06/04/2026 | Press release | Distributed by Public on 06/03/2026 19:13
Generalist is a frontier lab for robot intelligence that trains robot foundation models which generalize across thousands of form factors, environments, and tasks. Today the company announced $400 million in new funding, and we are thrilled to join their journey.
Historically, robots have been narrow specialists: hand-programmed for a single repetitive job and brittle to changes in environment or hardware. This fragility has confined the discipline to a set of fixed and tidy settings and tasks. Some of these use cases in critical industries have supported large businesses, yet the vast majority of useful tasks demand greater generality -- one we believe is finally imminent.
Robotics now faces the same fundamental promise and conceit behind the success of large language models: that a general-purpose model can consistently and quite dramatically outperform a task-specific system on its own benchmarks. In language, the truth of this belief produced one of the largest compounding advantages in software history. Each incremental increase in data and compute improved performance on all tasks simultaneously. If the same dynamics hold for robotics, the companies that build and scale the best models first will capture an outsized share of physical work, creating data and compute moats that competitors cannot replicate. We believe Generalist is earliest on that curve and best positioned to lead.
The crux of the robot intelligence problem lies in dexterity. Progress at the cognitive frontier was limited by the scarcity of intelligent experts: there are only so many mathematicians or doctors, for instance, who can push the edge of model intelligence forward across different domains. Physical dexterity poses the opposite problem. Dexterity is not a skill that sits with a trained few. While there are constraints around existing pre-training data, the challenge has never been about the rarity of the skill itself but rather finding the right technical approach to actually scale. We're convinced that Generalist has found it. Planning and navigation have already yielded to scale (e.g., with autonomous driving), improving with more time in the market and real-world examples. Dexterity has been different to date; it remains the hardest unsolved problem in robotics. It is also where a working solution converts most directly into commercial value. Just as coding became the sharpest early wedge for language models, dexterity is the wedge for robotics -- the hardest thing to get right, and the clearest path to everything that follows.
But the deepest reason for our conviction is rarer than any single technical bet: the team's blend of research excellence and commercial pragmatism. These two qualities rarely coexist. Most frontier research teams are brilliant but commercially adrift, and most pragmatic robotics companies lack the depth to build something fundamentally new. Generalist is both at once: a founding team among the most-published researchers in the field, who are relentlessly focused on what actually ships, sells, and compounds. Pete Florence, CEO, was previously a senior scientist on DeepMind's robotics team and a senior author on PaLM-E and RT-2, two of the most influential papers in embodied AI. He is joined by Chief Scientist Andy Zeng (ex-DeepMind, lead author on Code as Policies) and CTO Andrew Barry (previously a senior roboticist at Boston Dynamics), with an early team drawn from the top of DeepMind, OpenAI, and Boston Dynamics. Among the researchers we trust most across the leading AI labs, one team comes up again and again as the most promising in the space: Generalist. Pete in particular is as much a builder as a researcher -- magnetic and unusually commercial for someone of his research caliber. We wanted to back him from the first conversation.

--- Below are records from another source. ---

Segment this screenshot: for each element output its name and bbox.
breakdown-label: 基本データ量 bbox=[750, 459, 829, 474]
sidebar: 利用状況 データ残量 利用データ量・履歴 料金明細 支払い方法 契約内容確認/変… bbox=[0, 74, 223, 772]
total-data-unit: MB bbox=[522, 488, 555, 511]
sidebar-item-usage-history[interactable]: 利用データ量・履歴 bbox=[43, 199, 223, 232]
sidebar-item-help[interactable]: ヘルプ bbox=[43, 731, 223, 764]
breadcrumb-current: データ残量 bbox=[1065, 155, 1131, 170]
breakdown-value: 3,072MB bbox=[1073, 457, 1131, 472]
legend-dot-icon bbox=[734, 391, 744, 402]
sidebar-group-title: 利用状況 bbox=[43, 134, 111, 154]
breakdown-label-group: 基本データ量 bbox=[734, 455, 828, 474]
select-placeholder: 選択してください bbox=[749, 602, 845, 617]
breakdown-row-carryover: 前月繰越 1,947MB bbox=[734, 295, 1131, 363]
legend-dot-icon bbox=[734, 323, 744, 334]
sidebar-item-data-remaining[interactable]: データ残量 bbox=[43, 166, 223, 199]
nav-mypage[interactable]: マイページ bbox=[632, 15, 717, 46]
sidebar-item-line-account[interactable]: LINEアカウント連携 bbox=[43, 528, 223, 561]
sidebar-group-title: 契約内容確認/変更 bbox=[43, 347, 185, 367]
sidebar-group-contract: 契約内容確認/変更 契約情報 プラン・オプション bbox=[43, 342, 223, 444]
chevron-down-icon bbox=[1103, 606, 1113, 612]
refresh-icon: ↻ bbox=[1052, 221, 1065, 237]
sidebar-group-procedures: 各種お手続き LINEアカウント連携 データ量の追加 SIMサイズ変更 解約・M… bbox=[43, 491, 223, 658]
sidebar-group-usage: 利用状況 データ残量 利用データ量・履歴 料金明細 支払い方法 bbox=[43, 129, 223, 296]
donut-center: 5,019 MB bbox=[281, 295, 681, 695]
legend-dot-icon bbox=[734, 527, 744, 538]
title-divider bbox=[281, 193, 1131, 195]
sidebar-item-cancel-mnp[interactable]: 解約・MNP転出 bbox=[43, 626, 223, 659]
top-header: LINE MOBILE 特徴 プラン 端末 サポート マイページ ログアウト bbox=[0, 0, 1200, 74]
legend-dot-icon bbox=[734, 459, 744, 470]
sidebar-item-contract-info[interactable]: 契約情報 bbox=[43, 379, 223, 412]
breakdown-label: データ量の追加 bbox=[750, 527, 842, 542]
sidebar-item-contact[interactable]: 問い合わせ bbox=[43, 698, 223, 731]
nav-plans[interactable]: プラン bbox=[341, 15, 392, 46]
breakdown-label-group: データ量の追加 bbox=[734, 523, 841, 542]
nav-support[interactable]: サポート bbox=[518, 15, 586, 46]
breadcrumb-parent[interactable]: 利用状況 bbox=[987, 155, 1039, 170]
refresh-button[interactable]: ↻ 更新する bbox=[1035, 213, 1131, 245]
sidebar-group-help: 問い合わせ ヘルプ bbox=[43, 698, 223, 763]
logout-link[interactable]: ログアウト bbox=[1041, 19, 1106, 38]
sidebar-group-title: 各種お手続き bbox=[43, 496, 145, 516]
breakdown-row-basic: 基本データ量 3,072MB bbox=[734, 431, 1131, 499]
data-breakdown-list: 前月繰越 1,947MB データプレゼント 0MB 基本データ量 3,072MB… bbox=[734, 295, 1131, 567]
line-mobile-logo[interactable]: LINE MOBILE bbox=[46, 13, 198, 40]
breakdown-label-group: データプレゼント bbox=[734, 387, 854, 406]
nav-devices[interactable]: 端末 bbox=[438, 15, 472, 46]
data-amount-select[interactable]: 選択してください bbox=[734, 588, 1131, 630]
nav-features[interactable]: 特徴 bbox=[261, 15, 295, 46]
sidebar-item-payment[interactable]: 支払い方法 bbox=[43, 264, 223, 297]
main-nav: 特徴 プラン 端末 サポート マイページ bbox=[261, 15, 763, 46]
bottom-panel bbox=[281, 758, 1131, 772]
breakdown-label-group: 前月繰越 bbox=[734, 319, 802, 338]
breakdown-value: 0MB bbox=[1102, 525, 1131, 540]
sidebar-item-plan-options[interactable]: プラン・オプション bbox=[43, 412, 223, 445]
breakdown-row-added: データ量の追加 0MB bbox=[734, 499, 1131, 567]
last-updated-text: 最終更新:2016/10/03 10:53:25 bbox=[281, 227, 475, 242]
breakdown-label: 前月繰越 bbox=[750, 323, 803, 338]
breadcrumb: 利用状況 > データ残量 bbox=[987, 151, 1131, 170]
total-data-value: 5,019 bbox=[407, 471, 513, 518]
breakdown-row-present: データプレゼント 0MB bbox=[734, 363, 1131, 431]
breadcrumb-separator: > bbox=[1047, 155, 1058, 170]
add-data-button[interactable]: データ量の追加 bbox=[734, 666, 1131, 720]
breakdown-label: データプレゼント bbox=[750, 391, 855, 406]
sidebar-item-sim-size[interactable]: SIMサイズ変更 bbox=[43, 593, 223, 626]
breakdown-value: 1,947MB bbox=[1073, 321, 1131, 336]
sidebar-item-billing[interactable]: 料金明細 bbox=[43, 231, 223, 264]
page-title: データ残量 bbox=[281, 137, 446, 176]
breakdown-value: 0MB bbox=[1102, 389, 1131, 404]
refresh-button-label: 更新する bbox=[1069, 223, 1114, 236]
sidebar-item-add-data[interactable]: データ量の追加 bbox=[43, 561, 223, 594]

We followed Generalist's progress closely across successive generations of its models, and the signal was unmistakable: rapid adaptation to new robots and tasks, strong sample efficiency, and remarkable early commercial traction.
If foundation models reshape physical work the way they reshaped software, Generalist will be one of the defining companies of that transition. We're proud to be on the journey with Pete and the team.